And then, of course, there were the repeat winners — one of the Emmys’ weaknesses. Claire Danes, “Modern Family,” Jim Parsons, and Julia Louis-Dreyfus all did it again. Indeed, “Modern Family” is now part of an elite Emmy club of shows — “Frasier,” “Cheers,” and “All in the Family” — that have won at least four times.

There were special moments during the night, even though they were few and far between. Bob Newhart got a lovely standing ovation. Michael Douglas won for best actor and thanked his costar Matt Damon, saying he was sharing the award with him. “Do you want the bottom or the top?” he said to much laughter.

Wever stole a few hearts with her acceptance speech, which I can quote here in full: “Thank you so much. Thank you so much. I gotta go. Bye.” Her “Nurse Jackie” character, Zoey, might have lingered to awkwardly savor the attention, but Wever was charmingly overwhelmed. She was deserving, too, after Zoey came of age during the last season.

During his acceptance, Parsons welled up (“It’s so silly to be emotional, isn’t it?”) and Hale was thrilled (“This is mind-blowing!”). But Louis-Dreyfus had the most clever minute on the stage, bringing Hale to stand behind her as she accepted her statue. On “Veep,” Hale’s codependent character feeds her the right things to say; on the stage, he did the same thing. It was impromptu excellence.

And what of Harris? The guy is usually winning, but his requisite song-and-dance bit in the middle of the show wasn’t. The song was about how long the Emmycast lasts, and the nerve it takes to put a song-and-dance number in the middle of the show; but the meta touch didn’t save the day. The meta approach also failed to save the opening sketch, as past Emmy hosts — Jimmy Fallon, Jimmy Kimmel, Jane Lynch, Conan O’Brien — flanked Harris on the stage.

When the triumphant Golden Globes hosts Tina Fey and Amy Poehler heckled Harris from the audience during the bit, urging him to take his pants off and twerk — “It might be degrading, but I would be degrateful,” Poehler yelled — they reminded us that they are the two hosts we’d probably rather be watching. It was weird.

At points, the E! pre-show looked more like a “Modern Family” featurette.

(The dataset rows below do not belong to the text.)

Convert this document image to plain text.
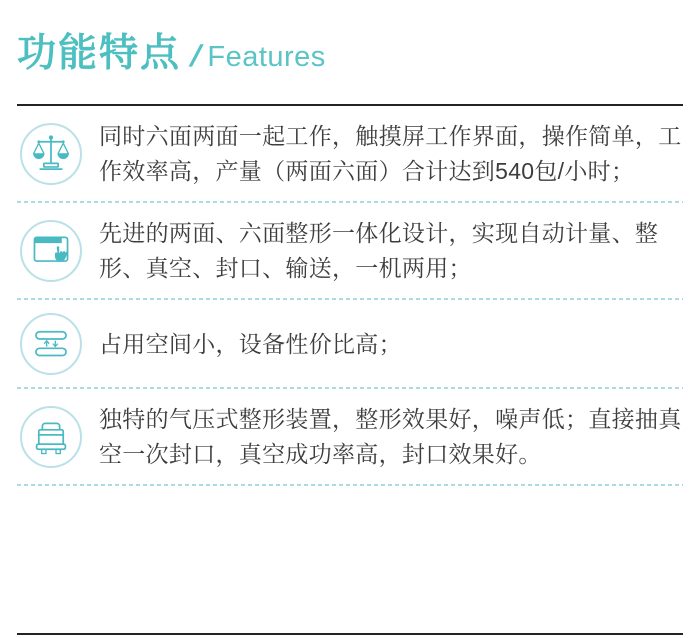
功能特点 / Features
同时六面两面一起工作，触摸屏工作界面，操作简单，工作效率高，产量（两面六面）合计达到540包/小时；
先进的两面、六面整形一体化设计，实现自动计量、整形、真空、封口、输送，一机两用；
占用空间小，设备性价比高；
独特的气压式整形装置，整形效果好，噪声低；直接抽真空一次封口，真空成功率高，封口效果好。
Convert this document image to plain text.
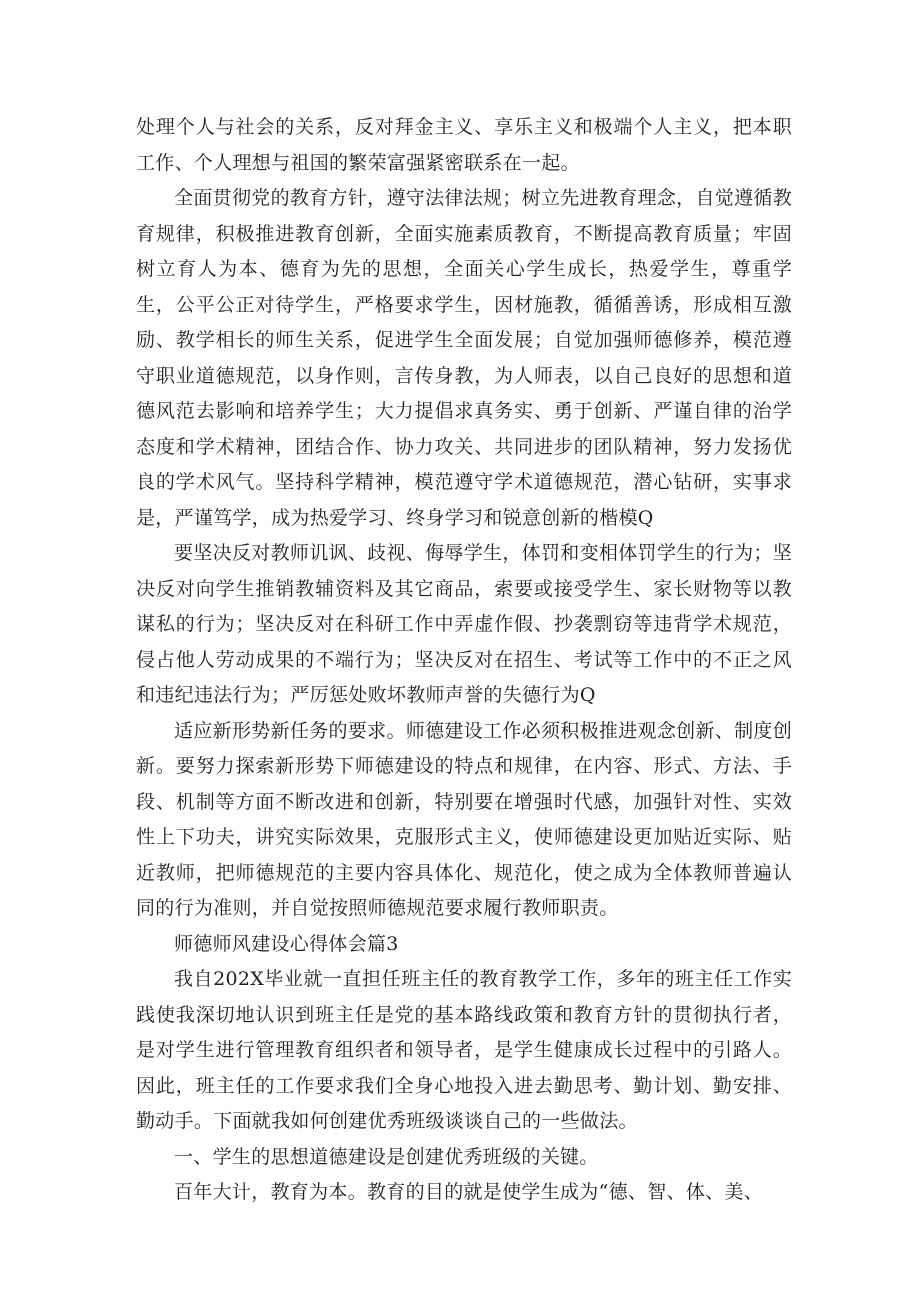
处理个人与社会的关系，反对拜金主义、享乐主义和极端个人主义，把本职工作、个人理想与祖国的繁荣富强紧密联系在一起。

全面贯彻党的教育方针，遵守法律法规；树立先进教育理念，自觉遵循教育规律，积极推进教育创新，全面实施素质教育，不断提高教育质量；牢固树立育人为本、德育为先的思想，全面关心学生成长，热爱学生，尊重学生，公平公正对待学生，严格要求学生，因材施教，循循善诱，形成相互激励、教学相长的师生关系，促进学生全面发展；自觉加强师德修养，模范遵守职业道德规范，以身作则，言传身教，为人师表，以自己良好的思想和道德风范去影响和培养学生；大力提倡求真务实、勇于创新、严谨自律的治学态度和学术精神，团结合作、协力攻关、共同进步的团队精神，努力发扬优良的学术风气。坚持科学精神，模范遵守学术道德规范，潜心钻研，实事求是，严谨笃学，成为热爱学习、终身学习和锐意创新的楷模Q

要坚决反对教师讥讽、歧视、侮辱学生，体罚和变相体罚学生的行为；坚决反对向学生推销教辅资料及其它商品，索要或接受学生、家长财物等以教谋私的行为；坚决反对在科研工作中弄虚作假、抄袭剽窃等违背学术规范，侵占他人劳动成果的不端行为；坚决反对在招生、考试等工作中的不正之风和违纪违法行为；严厉惩处败坏教师声誉的失德行为Q

适应新形势新任务的要求。师德建设工作必须积极推进观念创新、制度创新。要努力探索新形势下师德建设的特点和规律，在内容、形式、方法、手段、机制等方面不断改进和创新，特别要在增强时代感，加强针对性、实效性上下功夫，讲究实际效果，克服形式主义，使师德建设更加贴近实际、贴近教师，把师德规范的主要内容具体化、规范化，使之成为全体教师普遍认同的行为准则，并自觉按照师德规范要求履行教师职责。

师德师风建设心得体会篇3

我自202X毕业就一直担任班主任的教育教学工作，多年的班主任工作实践使我深切地认识到班主任是党的基本路线政策和教育方针的贯彻执行者，是对学生进行管理教育组织者和领导者，是学生健康成长过程中的引路人。因此，班主任的工作要求我们全身心地投入进去勤思考、勤计划、勤安排、勤动手。下面就我如何创建优秀班级谈谈自己的一些做法。

一、学生的思想道德建设是创建优秀班级的关键。

百年大计，教育为本。教育的目的就是使学生成为“德、智、体、美、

All the show’s actors seemed to stand with Ryan Seacrest or Giuliana Rancic at some point, looking either tired of the red carpet glory after all these years or sullen about the E! mani-cam. No matter how hard Rancic enthused about the channel’s close-up view of famous hands, the owners of those famous hands were pretty consistently unmoved. “I don’t want people to get sick of us,” Julie Bowen said to Seacrest, nominally about the show going into syndication on USA. By the way, the E! people mentioned that syndie deal 1,000 times because E! and USA are corporate cousins.

The pre-show highlights were few and far between, and by highlights I mean awkward moments of course. Zosia Mamet, wearing a tied-dyed shmatta that looked like it was sporting a built-in boob brace, delivered a quick tutorial on the pronunciation of her name. (It’s Sasha with a “Z,” by the way.) Then she talked about a sexual act portrayed on her series, “Girls,” that almost made Rancic — and probably all the E! honchos behind the camera —plotz. Danes totally photo-bombed Lena Dunham’s interview with Seacrest, which was adorable and not awkward except that it was kind of a rescue mission; Danes was clearly trying to wrench attention away from Dunham’s crazy dress.

Rancic asked Louis-Dreyfus if she was like her character on “Veep,” which is like asking Cranston if he’s like Heisenberg. Her thought balloon said, “You gotta be kidding, lady,” but her answer was much more graceful: “I’d like to think I’m a nicer person than she is.”